Both words, and Hannah Arendt's short book, Eichmann in Jerusalem: A Report on the Banality of Evil, immediately came to mind last night as I read the fourth paragraph in a New York Times article about the family separations. It was not totally unexpected that Attorney General Jeff Sessions was quoted as saying "We need to take away children" in the Justice Department Inspector General's report on the separations, but it was the following paragraph that made me think of Arendt's book.
"Rod J. Rosenstein, then the deputy attorney general, went even further in a second call about a week later, telling the five prosecutors that it did not matter how young the children were. He said that government lawyers should not have refused to prosecute two cases simply because the children were barely more than infants."

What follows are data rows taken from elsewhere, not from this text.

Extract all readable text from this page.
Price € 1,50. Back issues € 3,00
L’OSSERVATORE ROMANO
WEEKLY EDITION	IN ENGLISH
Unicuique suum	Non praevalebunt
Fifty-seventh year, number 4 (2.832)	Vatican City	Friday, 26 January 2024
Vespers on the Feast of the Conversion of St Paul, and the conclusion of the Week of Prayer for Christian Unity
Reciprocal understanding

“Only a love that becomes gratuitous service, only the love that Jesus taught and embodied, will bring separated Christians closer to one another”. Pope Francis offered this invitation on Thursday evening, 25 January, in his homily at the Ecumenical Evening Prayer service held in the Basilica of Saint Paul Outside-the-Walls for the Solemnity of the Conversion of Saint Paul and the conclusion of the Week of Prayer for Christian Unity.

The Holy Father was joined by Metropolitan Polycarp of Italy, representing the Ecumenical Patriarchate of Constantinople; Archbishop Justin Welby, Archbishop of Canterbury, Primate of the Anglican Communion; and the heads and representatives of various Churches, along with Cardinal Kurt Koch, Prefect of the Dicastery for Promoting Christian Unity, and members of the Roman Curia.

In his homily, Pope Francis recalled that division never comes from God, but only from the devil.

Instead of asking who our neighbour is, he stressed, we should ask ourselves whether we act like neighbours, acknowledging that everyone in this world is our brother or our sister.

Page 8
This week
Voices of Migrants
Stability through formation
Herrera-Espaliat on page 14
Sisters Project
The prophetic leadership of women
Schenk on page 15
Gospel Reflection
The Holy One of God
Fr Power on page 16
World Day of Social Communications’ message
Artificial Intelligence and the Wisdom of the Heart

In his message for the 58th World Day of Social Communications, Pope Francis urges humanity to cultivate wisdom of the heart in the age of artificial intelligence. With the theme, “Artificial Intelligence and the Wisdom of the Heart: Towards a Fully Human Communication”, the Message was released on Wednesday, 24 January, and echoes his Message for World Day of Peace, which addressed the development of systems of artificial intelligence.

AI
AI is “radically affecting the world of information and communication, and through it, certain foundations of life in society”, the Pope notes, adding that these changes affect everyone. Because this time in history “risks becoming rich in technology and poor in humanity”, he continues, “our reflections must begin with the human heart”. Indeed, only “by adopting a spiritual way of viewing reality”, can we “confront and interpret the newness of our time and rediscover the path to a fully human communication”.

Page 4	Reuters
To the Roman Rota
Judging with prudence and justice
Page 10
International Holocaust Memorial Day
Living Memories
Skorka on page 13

It's been more than forty years since I read Eichmann in Jerusalem in college, but it has always stuck with me on a very deep level. Evil, real evil, will always need bureaucrats who are simply efficient at doing their jobs, no matter who the boss is. All of us who have worked in the corporate world (I had decades in that environment) have met many potential Eichmanns and Rosensteins who are almost invisible in an office environment, and who would easily and efficiently (if not eagerly) implement or amplify orders without ever questioning the ethics behind them or the effects they might have on other people.
"For when I speak of the banality of evil, I do so only on the strictly factual level, pointing to a phenomenon which stared one in the face at the trial. Eichmann was not Iago and not Macbeth, and nothing would have been farther from his mind than to determine with Richard III 'to prove a villain.' Except for an extraordinary diligence in looking out for his personal advancement, he had no motives at all."